9.1 Search Engines

In order to search for messages from any given server, that server must have a search engine associated with it. IMAP servers do their own searching, and searching IMAP groups will work with no additional configuration, but in all other cases the user will have to manually specify an engine to use. This can be done at two different levels: by server type, or on a per-server basis.

The option gnus-search-default-engines assigns search engines by server type. Its value is an alist mapping symbols indicating a server type (e.g. nnmaildir or nnml) to symbols indicating a search engine class. The built-in search engine symbols are:

If you need more granularity, you can specify a search engine in the server definition, using the gnus-search-engine key, whether that be in your .gnus.el config file, or through Gnus’ server buffer. That might look like:

'(nnmaildir "My Mail"
   (directory "/home/user/.mail")
   (gnus-search-engine gnus-search-notmuch
     (config-file "/home/user/.mail/.notmuch_config")))

Search engines like notmuch, namazu, mairix and mu are similar in behavior: they use a local executable to create an index of a message store, and run command line search queries against those messages, and return a list of absolute file names of matching messages.

These engines have a handful of configuration parameters in common. These common parameters are:

program

The name of the executable. Defaults to the plain program name such as notmuch or namazu.

config-file

The absolute filename of the configuration file for this search engine.

remove-prefix

The directory part to be removed from the filenames returned by the search query. This absolute path should include everything up to the top level of the message store. Note that this is the path to the location of the actual messages, not to the search engine’s indexes (nor, in the case of Mairix, to its symlink directories).

switches

Additional command-line switches to be fed to the search program. The value of this parameter must be a list of strings, one string per switch.

The options above can be set in one of two ways: using a customization option that is set for all engines of that type, or on a per-engine basis in your server configuration files.

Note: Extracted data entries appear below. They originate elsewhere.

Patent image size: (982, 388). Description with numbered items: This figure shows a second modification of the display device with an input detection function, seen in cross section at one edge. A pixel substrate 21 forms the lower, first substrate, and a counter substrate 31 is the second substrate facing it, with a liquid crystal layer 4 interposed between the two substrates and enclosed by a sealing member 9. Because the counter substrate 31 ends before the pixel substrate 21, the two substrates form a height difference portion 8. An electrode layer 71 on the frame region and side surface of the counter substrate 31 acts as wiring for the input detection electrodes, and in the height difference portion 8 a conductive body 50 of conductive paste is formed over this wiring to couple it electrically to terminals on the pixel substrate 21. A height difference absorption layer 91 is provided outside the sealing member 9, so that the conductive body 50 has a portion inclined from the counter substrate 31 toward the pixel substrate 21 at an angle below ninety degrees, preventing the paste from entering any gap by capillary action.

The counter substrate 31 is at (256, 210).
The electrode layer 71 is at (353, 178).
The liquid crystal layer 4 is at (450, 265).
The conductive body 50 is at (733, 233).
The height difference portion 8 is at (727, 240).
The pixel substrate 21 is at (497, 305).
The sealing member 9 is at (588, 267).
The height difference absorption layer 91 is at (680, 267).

The customization options are formed on the pattern gnus-search-engine-parameter. For instance, to use a non-standard notmuch program, you might set gnus-search-notmuch-program to /usr/local/bin/notmuch. This would apply to all notmuch engines. The engines that use these options are: “notmuch”, “namazu”, “mairix”, “mu”, “swish-e” and “swish++”.

Alternately, the options can be set directly on your Gnus server definitions, for instance, in the nnmaildir example above. Note that the server options are part of the gnus-search-engine sexp, and the option symbol and value form a two-element list, not a cons cell.

The namazu and swish-e engines each have one additional option, specifying where to store their index files. For namazu it is index-directory, and should be a single directory path. For swish-e it is index-files, and should be a list of strings.

All indexed search engines come with their own method of updating their search indexes to include newly-arrived messages. Gnus currently provides no convenient interface for this, and you’ll have to manage updates yourself, though this will likely change in the future.

Lastly, all search engines accept a raw-queries-p option. This indicates that engines of this type (or this particular engine) should always use raw queries, never parsed (see Search Queries).